Contudo, o INSS recorreu ao TRF3 da decisão, alegando que deve haver
o consentimento do pai para que o registro de filho não biológico possa
ser feito por escritura pública. Sustentou ainda que o vínculo afetivo
não prevalece sobre o biológico e que a paternidade afetiva "é fruto de
mera construção jurisprudencial, não estando fixado em nossa legislação
pátria". Além disso, afirmou que na certidão de óbito consta que o
falecido era solteiro e sem filhos.
A autarquia previdenciária também questionou o fato de não ter sido
parte da ação judicial que, na Justiça Estadual, reconheceu a
paternidade socioafetiva entre a mulher e o falecido segurado.

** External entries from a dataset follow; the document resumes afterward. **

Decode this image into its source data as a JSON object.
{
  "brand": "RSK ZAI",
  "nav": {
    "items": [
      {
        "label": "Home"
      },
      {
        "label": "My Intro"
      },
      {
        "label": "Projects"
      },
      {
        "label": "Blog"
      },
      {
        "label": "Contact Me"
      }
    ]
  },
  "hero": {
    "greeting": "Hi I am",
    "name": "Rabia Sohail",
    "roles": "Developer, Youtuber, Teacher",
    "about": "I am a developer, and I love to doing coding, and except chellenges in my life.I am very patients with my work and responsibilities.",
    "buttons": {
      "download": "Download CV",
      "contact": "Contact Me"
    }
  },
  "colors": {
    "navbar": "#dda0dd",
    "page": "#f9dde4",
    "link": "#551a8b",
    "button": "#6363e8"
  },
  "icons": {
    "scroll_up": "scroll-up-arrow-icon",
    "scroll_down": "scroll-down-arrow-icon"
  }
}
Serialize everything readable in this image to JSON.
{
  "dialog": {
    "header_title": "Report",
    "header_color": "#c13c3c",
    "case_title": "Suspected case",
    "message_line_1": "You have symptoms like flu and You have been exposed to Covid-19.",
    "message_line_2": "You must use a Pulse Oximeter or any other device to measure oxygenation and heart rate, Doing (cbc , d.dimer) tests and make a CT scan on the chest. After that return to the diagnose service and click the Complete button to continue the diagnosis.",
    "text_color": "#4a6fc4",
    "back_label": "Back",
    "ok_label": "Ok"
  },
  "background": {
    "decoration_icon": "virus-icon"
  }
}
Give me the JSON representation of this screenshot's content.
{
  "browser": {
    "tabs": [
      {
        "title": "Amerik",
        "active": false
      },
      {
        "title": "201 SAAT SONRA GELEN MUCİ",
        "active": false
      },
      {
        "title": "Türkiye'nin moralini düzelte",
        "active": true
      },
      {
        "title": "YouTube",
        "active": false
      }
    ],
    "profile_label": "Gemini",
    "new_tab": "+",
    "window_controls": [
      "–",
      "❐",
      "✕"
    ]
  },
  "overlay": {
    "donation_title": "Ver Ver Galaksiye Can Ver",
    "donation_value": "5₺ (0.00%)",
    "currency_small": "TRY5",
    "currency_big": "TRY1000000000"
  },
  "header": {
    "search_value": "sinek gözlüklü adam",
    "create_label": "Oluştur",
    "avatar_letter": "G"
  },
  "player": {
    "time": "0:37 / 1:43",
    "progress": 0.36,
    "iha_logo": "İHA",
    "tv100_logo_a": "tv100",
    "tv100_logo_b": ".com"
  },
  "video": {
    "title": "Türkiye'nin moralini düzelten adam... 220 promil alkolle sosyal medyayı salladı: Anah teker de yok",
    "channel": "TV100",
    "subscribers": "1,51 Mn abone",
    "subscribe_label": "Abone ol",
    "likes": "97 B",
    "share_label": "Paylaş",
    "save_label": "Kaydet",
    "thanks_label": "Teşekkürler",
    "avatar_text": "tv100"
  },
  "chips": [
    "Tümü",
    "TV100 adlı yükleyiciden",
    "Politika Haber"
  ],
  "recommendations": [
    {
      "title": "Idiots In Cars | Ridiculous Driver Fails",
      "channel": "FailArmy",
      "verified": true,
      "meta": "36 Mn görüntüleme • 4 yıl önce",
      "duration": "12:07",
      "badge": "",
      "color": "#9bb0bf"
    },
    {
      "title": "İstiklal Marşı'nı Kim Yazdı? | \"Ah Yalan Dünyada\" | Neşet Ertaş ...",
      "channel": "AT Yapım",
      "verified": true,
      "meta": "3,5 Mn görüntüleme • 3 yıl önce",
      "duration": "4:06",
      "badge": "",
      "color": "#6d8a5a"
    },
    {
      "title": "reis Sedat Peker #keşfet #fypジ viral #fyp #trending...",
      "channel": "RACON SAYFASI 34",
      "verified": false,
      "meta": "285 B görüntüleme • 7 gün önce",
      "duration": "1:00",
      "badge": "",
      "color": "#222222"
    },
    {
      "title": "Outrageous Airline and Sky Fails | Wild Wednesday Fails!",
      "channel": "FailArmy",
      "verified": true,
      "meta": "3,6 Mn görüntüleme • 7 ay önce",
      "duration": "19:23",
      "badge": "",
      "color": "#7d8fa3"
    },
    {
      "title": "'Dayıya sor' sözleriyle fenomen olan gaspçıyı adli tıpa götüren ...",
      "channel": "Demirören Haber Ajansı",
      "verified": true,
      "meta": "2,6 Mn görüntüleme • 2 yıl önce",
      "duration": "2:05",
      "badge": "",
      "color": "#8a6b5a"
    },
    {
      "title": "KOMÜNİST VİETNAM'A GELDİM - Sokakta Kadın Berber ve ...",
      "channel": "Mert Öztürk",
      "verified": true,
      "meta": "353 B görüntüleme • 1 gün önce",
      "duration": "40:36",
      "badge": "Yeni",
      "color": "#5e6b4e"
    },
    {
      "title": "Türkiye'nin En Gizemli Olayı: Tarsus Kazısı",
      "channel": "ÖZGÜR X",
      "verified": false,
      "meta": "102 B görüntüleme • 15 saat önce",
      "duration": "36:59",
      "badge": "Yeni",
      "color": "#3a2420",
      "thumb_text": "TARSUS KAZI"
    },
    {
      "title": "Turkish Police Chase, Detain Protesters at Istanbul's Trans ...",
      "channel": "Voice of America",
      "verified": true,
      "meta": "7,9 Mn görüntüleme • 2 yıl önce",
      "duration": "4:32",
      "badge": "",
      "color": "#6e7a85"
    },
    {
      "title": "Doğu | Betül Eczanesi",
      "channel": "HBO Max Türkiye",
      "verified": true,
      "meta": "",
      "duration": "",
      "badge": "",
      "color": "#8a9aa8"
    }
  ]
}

Analisando o agravo do INSS, a desembargadora federal Marisa Santos
afirmou que, com o reconhecimento da paternidade socioafetiva, a garota
é, portanto, herdeira, na forma dos artigos 1.596 e 1.829, I, do Código
Civil. A magistrada declarou ainda que o argumento do INSS de que a
filiação socioafetiva é "mera construção jurisprudencial" não se
sustenta, porque a jurisprudência é fonte do direito e o que foi por ela
firmado produz os mesmos efeitos decorrentes das normas legais.
A desembargadora federal lembrou que foram as construções
jurisprudenciais que levaram ao reconhecimento e adoção, até pela
Constituição Federal, da união estável. “Assim também com a união
homoafetiva, que, embora ainda não expressamente coberta pela
legislação, já é largamente reconhecida pela sociedade civil e, via de
consequência, pela jurisprudência. E é o que agora ocorre com a
denominada filiação/paternidade/parentalidade socioafetiva”, completou.
Ela explicou que a doutrina civilista moderna tem no princípio da
afetividade o fundamento de dar proteção jurídica a parentescos firmados
para além da consanguinidade, do vínculo biológico que distinguia os
"filhos naturais" dos filhos adotivos.
“A realidade social exige que a proteção jurídica se estenda àqueles
que, com base no afeto e sem vínculo biológico, constituem famílias,
até porque laços fundados no afeto podem ser muito mais resistentes às
armadilhas da vida que laços fundados nos liames, estes sim, ‘meramente’
biológicos e facilmente esfacelados quando submetidos ao teste das
divisões de patrimônio”, declarou a desembargadora.
Assim, ela destacou que o Direito Previdenciário não pode se
distanciar da realidade já reconhecida pelo Direito Civil e nem pode ser
interpretado como um regramento totalmente divorciado do sistema
jurídico nacional. “É direito social que tem por fim dar proteção, não
podendo excluir aqueles dos quais o segurado cuidou como se seus filhos
biológicos fossem”, afirmou.
A magistrada destacou também que não há dúvidas sobre a condição de
herdeira, uma vez que a decisão que assim a declarou transitou em
julgado e que, inclusive, na certidão de nascimento já consta o nome de
seu pai. “E mesmo que assim não fosse, seria possível ao juiz da causa
previdenciária reconhecer a filiação socioafetiva para fins de
reconhecimento da condição de dependente, se fosse o caso, ou da
condição de herdeiro, assim como o faz quando reconhece a existência de
união estável para fins previdenciários”, afirmou a desembargadora.